Fresh concern mounted last night in the dispute between India and Pakistan
after Colin Powell, the US secretary of state, said he believed Islamist militants
were still crossing into Kashmir despite repeated promises from Islamabad that
all infiltration had stopped.
He said US monitoring showed incursions across the ceasefire line dividing
the disputed Himalayan state had been reduced but not halted. "We are still not
able to say that they have been stopped although they have gone down," he said.
After meetings in New Delhi and Islamabad Mr Powell pressed India to take more
"de-escalatory measures" to ease tensions between the two nuclear-armed nations.
He said India should guarantee that state elections in Kashmir will be free and
fair.
The secretary of state also sounded a rare positive note when he said he believed
Islamabad and New Delhi could yet sit down to negotiate over the bitter 55-year
Kashmir dispute.
"I think the possibility of a dialogue in the near future is something that
can be achieved," he said in Islamabad yesterday. "The tension has come down significantly."
The two sides last met for talks in Agra last summer but the meeting broke up
in acrimony.
The row over Kashmir brought India and Pakistan to the brink of war two months
ago when Islamist militants, who have fought a guerrilla war in Kashmir since
1989, attacked an Indian army camp killing 34 people, including soldiers' wives
and children.
Up to a million troops are still stationed along the border. Under pressure
from Washington Pakistan's leader, General Pervez Musharraf, issued secret orders
telling his army to stop militants from crossing into Kashmir. For years the military
has covertly funded and trained the militants as a proxy army in the disputed
state.
Yesterday Gen Musharraf again insisted infiltration had stopped. "It is not
taking place now. I don't have to do anything because we've already done it,"
he said. But the attacks in Kashmir have continued. Just hours before Mr Powell
arrived in India four people were killed and five wounded when attackers threw
a grenade into a market near Srinagar.
Privately Indian officials have said there will be no more threats of war before
state elections in Kashmir in early October. Militant groups have promised to
disrupt the elections which in the past have widely been seen as rigged. India
has jailed several prominent Kashmiri politicians in recent months and has refused
to allow international observers to monitor the elections.
Yesterday Inam-ul Haq, Pakistan's minister of state for foreign affairs, said
it would be up to the Kashmiri people to decide whether to take part in the vote.

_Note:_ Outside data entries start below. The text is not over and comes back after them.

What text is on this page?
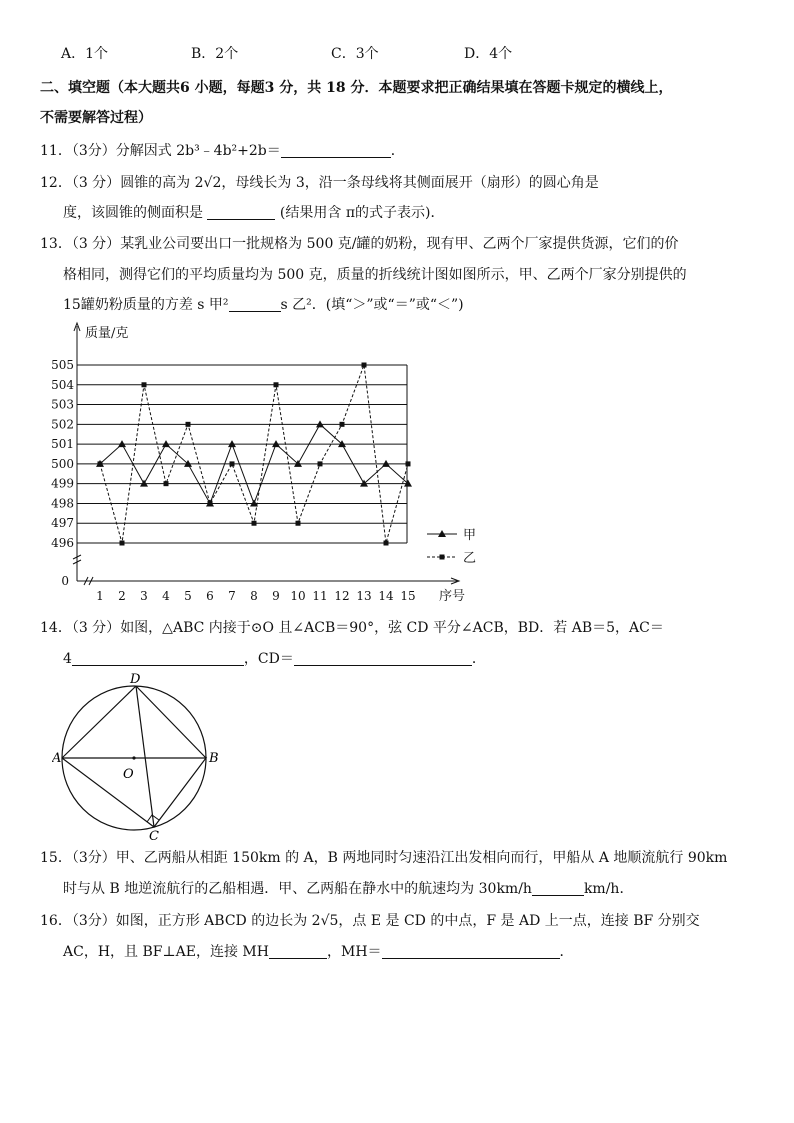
A．1个	B．2个	C．3个	D．4个
二、填空题（本大题共6 小题，每题3 分，共 18 分．本题要求把正确结果填在答题卡规定的横线上，
不需要解答过程）
11．（3分）分解因式 2b³﹣4b²+2b＝	．
12．（3 分）圆锥的高为 2√2，母线长为 3，沿一条母线将其侧面展开（扇形）的圆心角是
度，该圆锥的侧面积是	(结果用含 π的式子表示)．
13．（3 分）某乳业公司要出口一批规格为 500 克/罐的奶粉，现有甲、乙两个厂家提供货源，它们的价
格相同，测得它们的平均质量均为 500 克，质量的折线统计图如图所示，甲、乙两个厂家分别提供的
15罐奶粉质量的方差 s 甲²	s 乙²．(填“＞”或“＝”或“＜”)
质量/克
序号
0
496
497
498
499
500
501
502
503
504
505
1 2 3 4 5 6 7 8 9 10 11 12 13 14 15
甲
乙
14．（3 分）如图，△ABC 内接于⊙O 且∠ACB＝90°，弦 CD 平分∠ACB，BD．若 AB＝5，AC＝
4	，CD＝	．
A	B
C
D
O
15．（3分）甲、乙两船从相距 150km 的 A，B 两地同时匀速沿江出发相向而行，甲船从 A 地顺流航行 90km
时与从 B 地逆流航行的乙船相遇．甲、乙两船在静水中的航速均为 30km/h	km/h．
16．（3分）如图，正方形 ABCD 的边长为 2√5，点 E 是 CD 的中点，F 是 AD 上一点，连接 BF 分别交
AC，H，且 BF⊥AE，连接 MH	，MH＝	．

Mr Powell said he told Indian officials that the vote should be "inclusive." He
said separatist Kashmiri politicians jailed in the run-up to the vote should be
freed and allowed to take part and that observers should be allowed to monitor
the vote.
His words marked an unusual criticism of India. In recent visits to the subcontinent
to discuss Kashmir Mr Powell's disapproval has more often focused on Pakistan's
support for the militants. But Washington badly needs Islamabad's support in the
continuing hunt for al-Qaida and Taliban loyalists, many of whom have found shelter
among Pakistan's militant underground network.